O embaixador da Noruega no Brasil, Odd Magne Ruud, disse à Folha que o acordo Mercosul-Efta deve impulsionar a cooperação comercial e econômica entre o bloco sul-americano e seu país, "fortalecendo o comércio internacional de maneira significativa".

"Estamos satisfeitos com o acordo já negociado. É importante ressaltar que negociamos de forma independente da União Europeia e esperamos que as negociações entre o Mercosul e a Efta sejam concluídas rapidamente", disse.
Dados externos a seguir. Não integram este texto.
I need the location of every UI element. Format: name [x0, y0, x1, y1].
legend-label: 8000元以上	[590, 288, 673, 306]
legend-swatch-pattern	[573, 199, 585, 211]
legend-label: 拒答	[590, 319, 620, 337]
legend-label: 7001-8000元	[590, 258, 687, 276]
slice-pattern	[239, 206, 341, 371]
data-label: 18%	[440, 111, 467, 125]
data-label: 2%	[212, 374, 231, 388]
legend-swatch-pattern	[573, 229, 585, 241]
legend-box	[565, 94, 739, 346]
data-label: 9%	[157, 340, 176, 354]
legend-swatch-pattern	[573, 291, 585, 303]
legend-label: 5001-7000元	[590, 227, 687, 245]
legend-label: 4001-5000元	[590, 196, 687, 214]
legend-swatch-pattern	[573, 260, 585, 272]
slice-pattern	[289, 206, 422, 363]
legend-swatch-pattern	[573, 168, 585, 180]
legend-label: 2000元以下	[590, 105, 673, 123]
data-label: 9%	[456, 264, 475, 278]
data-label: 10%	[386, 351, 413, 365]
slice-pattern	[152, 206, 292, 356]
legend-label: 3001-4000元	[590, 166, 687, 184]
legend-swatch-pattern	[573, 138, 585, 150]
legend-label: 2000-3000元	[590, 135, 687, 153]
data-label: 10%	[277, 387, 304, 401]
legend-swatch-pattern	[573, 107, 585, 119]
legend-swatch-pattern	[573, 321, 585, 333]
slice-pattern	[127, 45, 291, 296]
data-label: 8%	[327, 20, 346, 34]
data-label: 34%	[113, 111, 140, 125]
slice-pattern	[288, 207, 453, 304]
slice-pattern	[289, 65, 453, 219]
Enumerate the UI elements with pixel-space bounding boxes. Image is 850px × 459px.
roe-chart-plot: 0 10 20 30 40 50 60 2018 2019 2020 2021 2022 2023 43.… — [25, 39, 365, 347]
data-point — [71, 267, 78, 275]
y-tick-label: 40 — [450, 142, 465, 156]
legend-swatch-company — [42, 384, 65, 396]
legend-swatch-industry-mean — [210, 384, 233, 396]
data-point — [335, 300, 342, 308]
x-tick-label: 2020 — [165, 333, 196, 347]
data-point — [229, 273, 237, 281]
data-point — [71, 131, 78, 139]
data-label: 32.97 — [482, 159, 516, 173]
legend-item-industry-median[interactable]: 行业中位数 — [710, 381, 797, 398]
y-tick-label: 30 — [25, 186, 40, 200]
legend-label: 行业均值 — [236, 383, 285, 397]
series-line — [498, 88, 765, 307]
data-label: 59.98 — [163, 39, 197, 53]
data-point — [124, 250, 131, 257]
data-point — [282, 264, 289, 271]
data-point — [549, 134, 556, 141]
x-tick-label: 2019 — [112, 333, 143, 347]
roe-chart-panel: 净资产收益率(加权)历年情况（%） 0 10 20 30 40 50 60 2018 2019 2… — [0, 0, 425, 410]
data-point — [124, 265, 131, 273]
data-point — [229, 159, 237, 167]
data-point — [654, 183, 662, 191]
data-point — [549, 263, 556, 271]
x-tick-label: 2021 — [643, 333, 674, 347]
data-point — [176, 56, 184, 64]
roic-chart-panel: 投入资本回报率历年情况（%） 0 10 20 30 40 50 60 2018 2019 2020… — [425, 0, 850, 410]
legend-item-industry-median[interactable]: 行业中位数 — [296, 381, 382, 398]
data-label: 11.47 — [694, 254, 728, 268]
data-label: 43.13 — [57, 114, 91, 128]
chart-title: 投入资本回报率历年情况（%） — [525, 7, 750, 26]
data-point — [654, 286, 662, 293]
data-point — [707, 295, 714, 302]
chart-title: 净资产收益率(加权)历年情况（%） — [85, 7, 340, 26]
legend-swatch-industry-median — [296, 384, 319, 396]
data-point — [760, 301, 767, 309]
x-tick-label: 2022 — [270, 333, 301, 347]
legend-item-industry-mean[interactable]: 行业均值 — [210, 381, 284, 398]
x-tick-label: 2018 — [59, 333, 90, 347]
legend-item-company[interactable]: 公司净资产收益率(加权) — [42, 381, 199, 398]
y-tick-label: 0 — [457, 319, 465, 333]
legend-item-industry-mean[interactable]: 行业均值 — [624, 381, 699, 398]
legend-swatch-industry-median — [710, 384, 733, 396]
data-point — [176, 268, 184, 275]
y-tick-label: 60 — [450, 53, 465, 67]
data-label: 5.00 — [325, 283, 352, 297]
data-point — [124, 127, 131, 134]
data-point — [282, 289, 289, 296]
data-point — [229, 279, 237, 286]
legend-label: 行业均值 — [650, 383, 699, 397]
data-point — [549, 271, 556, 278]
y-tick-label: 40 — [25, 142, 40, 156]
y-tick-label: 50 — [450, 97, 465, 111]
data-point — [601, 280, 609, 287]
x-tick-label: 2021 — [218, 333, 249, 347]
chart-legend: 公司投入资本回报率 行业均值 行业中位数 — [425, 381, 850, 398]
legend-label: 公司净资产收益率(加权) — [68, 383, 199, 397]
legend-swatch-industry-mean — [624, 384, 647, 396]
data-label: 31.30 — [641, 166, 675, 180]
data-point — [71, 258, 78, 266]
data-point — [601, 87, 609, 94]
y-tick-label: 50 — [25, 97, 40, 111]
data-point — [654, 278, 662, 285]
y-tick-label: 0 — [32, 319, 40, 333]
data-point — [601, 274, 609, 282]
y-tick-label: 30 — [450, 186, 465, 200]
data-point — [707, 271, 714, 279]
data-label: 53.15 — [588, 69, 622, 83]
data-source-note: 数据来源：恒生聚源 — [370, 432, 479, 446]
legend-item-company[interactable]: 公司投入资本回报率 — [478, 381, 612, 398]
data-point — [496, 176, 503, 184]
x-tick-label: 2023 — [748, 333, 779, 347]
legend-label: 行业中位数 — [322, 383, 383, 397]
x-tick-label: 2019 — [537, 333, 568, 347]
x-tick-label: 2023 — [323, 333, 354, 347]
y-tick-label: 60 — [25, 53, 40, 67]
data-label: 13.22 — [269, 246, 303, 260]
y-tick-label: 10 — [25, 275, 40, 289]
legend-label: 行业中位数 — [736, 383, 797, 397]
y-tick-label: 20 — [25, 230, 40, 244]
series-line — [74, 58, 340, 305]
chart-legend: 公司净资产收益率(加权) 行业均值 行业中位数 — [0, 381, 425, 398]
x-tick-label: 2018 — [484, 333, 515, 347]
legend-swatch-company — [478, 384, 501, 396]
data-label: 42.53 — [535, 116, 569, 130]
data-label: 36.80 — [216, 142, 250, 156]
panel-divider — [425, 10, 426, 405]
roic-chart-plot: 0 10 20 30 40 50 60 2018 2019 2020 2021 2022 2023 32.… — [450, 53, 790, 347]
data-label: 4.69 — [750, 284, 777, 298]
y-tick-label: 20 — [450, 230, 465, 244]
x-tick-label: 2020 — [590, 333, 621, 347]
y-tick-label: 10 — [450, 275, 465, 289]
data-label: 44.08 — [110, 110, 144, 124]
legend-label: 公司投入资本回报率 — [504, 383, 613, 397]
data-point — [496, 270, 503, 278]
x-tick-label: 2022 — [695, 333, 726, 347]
De acordo com estimativa feita pelo bloco europeu, o volume de comércio entre Efta e Mercosul aumentou quase quatro vezes em vinte anos, atingindo 7,4 bilhões de euros (cerca de R$ 40,45 bilhões) em 2023.

A Noruega atua como coordenadora, pelo lado dos europeus, das negociações com o Mercosul. Do outro lado, o mesmo papel é exercido pela Argentina.

Para o governo do Brasil, a disposição dos Efta foi vista também como uma oportunidade de enviar um recado político à União Europeia: o de que o Mercosul está aberto a fechar entendimentos comerciais com outros sócios. Em dezembro, os sul-americanos anunciaram a conclusão de um acordo de livre comércio com Singapura.

De acordo com pessoas que acompanham as tratativas ouvidas pela Folha, há pendências ainda sobre a mesa em relação ao Efta, mas as barreiras não são consideradas como intransponíveis.

Há pontos em aberto em temas como compras governamentais (que trata da possibilidade de empresas europeias participarem de licitações nos países do Mercosul e vice-versa), acesso a mercados, meio ambiente, regras de origem e administração de cotas tarifárias.

No capítulo ambiental, um dos principais espinhos nas negociações com a União Europeia, o Brasil espera que os delegados do Efta apresentem uma proposta de texto na reunião de abril em Buenos Aires.

Outro ponto que pesa a favor é que o processo de ratificação do acordo é mais simples do que o da União Europeia. Na UE, o texto precisa, além do aval da Comissão Europeia, de aprovação no Parlamento Europeu. Grande parte do tratado precisa de apoio dos Legislativos dos 27 estados-membros, uma exigência que pode fazer o processo se arrastar por anos.

No caso do Efta, a tramitação é similar à do Mercosul. Os líderes assinam o documento finalizado, que depois segue para ratificação nos respectivos Parlamentos. Um potencial complicador é a Suíça, que tem um intrincado sistema de referendos para aprovar tratados comerciais.